As mulheres trabalhadoras lutam por salário igual a trabalho igual, pela promoção profissional e o acesso a todos os ramos da economia, lutam contra a «feminização» de certos ramos profissionais, lutam por infraestruturas de apoio social, para que a maternidade tenha um carácter eminentemente social, lutam pela mudança de mentalidades, lutam pelos direitos políticos e sociais.

As mulheres trabalhadoras têm no movimento sindical a sua principal forma de organização. O peso social crescente da mulher trabalhadora, a emancipação da mulher sendo condição necessária para a emancipação de todos os trabalhadores, exigem do movimento sindical uma maior atenção para com os problemas das mulheres trabalhadoras.

O número de mulheres sindicalizadas está longe de corresponder ao seu peso na massa trabalhadora e à sua participação na luta de massas. O número de mulheres que ocupam cargos de direcção nas estruturas sindicais, embora significativo, continua insuficiente. É certo que o crescente desemprego, os ataques às liberdades e organizações sindicais, torna mais difícil a organização das mulheres, mas isso não anula a existência de insuficiências e subestimações neste campo.

O êxito da luta das mulheres trabalhadoras dependerá em grande medida do seu grau organizativo. O reforço da unidade da classe operária dependerá igualmente da participação das mulheres como força organizada. Com o objectivo de dinamizar a participação das mulheres na vida sindical, de estudar os seus problemas e reivindicações, passos importantes foram dados com a criação, quer a nível das diferentes estruturas de departamentos sindicais para o trabalho de mulheres, quer com a constituição das comissões de mulheres a nível das empresas. No entanto, apesar destes avanços, bem como do reconhecimento da importância da luta das mulheres, há graves insuficiências orgânicas que urge ultrapassar.

A criação de departamentos sindicais, nomeadamente nos sectores de elevada mão-de-obra feminina, ligando-se ao estudo dos problemas que mais afectam as mulheres trabalhadoras, e promovendo nesses sectores mais mulheres a delegadas sindicais e dando maior atenção à eleição de mulheres para as direcções sindicais, contribuirá para uma maior participação das mulheres na luta.

Apesar da longa experiência, dos resultados concretos, subsistem no Partido incompreensões acerca das necessidades de organizações específicas de mulheres.

No Relatório do Comité Central ao VIII Congresso do nosso Partido (Novembro de 1976), reflectindo o carácter esporádico destas dúvidas, voltou a abordar-se o problema e, apreciando a luta das mulheres, as formas de organização e a experiência acumulada, concluiu-se ser necessário «manter um movimento de mulheres organizado à escala nacional».

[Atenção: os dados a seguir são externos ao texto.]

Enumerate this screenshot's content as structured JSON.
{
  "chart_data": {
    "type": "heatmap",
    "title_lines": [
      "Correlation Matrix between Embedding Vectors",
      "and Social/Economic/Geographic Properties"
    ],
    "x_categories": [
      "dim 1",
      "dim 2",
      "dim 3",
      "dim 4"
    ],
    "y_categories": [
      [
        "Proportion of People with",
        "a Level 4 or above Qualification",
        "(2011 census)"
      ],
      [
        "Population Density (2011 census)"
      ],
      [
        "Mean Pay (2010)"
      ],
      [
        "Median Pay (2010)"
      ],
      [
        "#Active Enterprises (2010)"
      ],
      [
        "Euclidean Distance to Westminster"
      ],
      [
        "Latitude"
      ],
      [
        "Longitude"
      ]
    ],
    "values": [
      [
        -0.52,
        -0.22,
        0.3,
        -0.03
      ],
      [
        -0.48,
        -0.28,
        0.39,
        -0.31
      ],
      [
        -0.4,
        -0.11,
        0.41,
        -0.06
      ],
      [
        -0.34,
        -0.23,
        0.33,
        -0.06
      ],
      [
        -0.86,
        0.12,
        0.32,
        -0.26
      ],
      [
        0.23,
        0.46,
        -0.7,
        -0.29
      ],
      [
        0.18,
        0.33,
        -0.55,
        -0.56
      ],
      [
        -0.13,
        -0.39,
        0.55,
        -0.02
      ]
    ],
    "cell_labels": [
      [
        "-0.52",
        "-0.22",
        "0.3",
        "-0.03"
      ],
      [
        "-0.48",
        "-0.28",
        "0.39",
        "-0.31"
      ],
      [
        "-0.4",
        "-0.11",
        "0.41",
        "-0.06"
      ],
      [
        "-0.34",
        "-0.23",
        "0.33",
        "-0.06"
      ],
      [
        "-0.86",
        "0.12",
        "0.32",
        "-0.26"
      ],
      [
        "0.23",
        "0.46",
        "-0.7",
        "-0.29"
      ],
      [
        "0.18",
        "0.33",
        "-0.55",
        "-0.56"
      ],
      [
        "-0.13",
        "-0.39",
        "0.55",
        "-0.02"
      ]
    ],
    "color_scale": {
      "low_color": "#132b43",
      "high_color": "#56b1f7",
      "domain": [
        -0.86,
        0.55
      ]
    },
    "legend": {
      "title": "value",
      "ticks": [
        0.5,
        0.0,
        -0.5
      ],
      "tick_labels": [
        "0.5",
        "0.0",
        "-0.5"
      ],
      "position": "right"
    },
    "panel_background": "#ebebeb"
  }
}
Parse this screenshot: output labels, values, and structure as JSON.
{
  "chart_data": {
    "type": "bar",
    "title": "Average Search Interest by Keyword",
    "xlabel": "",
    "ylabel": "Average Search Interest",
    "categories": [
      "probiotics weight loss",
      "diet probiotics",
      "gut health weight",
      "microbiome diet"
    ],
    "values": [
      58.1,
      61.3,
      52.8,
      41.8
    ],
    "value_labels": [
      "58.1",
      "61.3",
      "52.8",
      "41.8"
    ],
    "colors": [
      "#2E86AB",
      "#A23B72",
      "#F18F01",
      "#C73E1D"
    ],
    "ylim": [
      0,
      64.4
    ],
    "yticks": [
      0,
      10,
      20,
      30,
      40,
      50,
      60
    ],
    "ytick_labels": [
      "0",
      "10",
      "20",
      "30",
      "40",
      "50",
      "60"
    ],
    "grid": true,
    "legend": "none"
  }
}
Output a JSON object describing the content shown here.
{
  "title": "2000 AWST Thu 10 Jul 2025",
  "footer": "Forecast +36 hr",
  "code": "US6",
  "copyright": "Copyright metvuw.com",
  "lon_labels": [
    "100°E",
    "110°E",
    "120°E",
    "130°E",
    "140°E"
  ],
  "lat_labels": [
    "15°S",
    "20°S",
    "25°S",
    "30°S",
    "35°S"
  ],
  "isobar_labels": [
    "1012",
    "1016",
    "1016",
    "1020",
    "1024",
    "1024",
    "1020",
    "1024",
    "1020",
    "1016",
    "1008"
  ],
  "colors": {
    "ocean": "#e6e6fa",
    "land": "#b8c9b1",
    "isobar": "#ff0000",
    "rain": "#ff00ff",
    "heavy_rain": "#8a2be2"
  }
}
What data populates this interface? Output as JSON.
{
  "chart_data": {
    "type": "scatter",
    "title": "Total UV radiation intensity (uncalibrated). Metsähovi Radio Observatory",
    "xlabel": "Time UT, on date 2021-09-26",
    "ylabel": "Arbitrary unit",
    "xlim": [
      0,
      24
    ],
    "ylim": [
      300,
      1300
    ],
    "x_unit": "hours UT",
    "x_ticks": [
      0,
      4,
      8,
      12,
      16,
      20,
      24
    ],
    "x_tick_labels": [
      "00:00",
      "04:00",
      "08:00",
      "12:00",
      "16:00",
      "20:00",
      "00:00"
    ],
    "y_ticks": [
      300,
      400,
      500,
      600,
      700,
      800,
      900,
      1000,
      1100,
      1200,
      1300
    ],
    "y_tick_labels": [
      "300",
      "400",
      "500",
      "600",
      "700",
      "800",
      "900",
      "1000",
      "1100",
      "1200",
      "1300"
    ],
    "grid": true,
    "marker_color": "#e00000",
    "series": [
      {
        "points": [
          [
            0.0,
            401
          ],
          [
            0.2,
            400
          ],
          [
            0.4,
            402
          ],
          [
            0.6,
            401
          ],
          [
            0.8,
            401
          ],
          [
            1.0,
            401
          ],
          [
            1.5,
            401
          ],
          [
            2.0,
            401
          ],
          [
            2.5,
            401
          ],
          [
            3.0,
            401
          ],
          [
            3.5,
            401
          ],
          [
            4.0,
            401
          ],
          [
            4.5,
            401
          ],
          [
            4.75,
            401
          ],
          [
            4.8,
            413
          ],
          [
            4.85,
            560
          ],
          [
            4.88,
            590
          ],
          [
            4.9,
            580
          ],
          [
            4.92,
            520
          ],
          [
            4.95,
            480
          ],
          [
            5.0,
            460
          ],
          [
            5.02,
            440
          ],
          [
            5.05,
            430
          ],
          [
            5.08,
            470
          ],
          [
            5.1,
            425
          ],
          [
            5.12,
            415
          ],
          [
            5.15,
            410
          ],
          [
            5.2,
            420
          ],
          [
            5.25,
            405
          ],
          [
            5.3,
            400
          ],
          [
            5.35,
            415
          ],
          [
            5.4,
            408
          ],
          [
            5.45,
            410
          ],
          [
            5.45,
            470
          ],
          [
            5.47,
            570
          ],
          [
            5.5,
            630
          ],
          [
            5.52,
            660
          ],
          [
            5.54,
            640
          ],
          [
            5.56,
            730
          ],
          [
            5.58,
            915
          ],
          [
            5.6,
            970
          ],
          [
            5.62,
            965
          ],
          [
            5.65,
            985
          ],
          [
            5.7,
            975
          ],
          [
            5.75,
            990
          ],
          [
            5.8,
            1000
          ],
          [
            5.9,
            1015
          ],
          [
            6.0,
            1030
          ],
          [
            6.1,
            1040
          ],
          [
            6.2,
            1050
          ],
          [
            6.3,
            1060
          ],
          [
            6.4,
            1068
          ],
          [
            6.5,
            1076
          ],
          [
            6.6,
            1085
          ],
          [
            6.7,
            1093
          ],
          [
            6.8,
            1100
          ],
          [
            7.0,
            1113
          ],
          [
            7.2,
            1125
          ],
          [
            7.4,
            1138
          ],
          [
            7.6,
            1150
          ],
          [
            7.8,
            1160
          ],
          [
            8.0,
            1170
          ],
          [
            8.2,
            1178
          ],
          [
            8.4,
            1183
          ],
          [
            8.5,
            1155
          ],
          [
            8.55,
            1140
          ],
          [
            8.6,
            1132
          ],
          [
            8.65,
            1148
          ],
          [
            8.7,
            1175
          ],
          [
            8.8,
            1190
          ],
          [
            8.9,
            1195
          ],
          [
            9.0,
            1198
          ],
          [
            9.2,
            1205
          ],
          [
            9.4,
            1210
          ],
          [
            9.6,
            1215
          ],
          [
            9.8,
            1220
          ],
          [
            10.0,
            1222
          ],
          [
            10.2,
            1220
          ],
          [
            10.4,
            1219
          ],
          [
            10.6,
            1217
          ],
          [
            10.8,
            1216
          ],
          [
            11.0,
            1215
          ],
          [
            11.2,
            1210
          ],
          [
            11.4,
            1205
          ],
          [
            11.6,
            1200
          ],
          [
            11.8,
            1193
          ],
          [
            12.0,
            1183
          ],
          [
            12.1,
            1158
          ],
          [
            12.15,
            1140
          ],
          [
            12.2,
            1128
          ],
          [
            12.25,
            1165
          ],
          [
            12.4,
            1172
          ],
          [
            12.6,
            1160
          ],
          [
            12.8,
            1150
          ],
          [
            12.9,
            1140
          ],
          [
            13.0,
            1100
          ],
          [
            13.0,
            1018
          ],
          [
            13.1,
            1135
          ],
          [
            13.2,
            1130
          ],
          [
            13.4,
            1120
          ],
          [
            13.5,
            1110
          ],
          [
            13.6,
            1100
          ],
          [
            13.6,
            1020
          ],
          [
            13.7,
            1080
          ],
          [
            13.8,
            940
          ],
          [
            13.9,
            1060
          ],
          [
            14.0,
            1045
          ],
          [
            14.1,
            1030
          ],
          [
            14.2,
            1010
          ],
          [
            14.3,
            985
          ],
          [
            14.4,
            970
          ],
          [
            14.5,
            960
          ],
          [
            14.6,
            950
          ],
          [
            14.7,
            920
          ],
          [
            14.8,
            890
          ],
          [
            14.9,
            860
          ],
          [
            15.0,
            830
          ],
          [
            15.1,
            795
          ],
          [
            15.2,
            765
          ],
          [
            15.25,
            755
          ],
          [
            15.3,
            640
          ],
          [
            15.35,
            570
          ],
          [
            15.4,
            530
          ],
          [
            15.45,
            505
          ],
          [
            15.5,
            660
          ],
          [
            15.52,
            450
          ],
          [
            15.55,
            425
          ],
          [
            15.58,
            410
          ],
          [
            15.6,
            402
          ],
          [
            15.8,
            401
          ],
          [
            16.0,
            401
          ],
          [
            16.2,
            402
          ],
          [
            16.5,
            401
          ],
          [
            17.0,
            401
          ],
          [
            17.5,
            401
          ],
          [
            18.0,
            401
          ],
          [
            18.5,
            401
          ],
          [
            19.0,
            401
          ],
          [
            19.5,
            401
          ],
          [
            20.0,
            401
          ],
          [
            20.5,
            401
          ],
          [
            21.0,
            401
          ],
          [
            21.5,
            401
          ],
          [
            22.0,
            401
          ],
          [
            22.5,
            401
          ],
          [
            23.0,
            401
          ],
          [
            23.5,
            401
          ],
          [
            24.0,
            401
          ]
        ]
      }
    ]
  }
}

As dúvidas, as hesitações (e até as resistências) que esporadicamente surgem no Partido (entre homens e mulheres) acerca da necessidade de existir um movimento específico de mulheres, mostram ser necessário prosseguir e aprofundar a discussão deste problema, de modo a se poder dar continuidade ao despertar para a luta democrática de milhares e milhares de mulheres.

Em Portugal existe um movimento específico de mulheres, com largas tradições – o Movimento Democrático de Mulheres (MDM). Nascido sob o fascismo (1969), o MDM é o único movimento específico de mulheres de carácter democrático, prestigiado e com implantação nacional, que desenvolve uma actividade regular, o movimento que melhor tem contribuído para o despertar das mulheres portuguesas para a defesa dos seus direitos, da democracia e da paz.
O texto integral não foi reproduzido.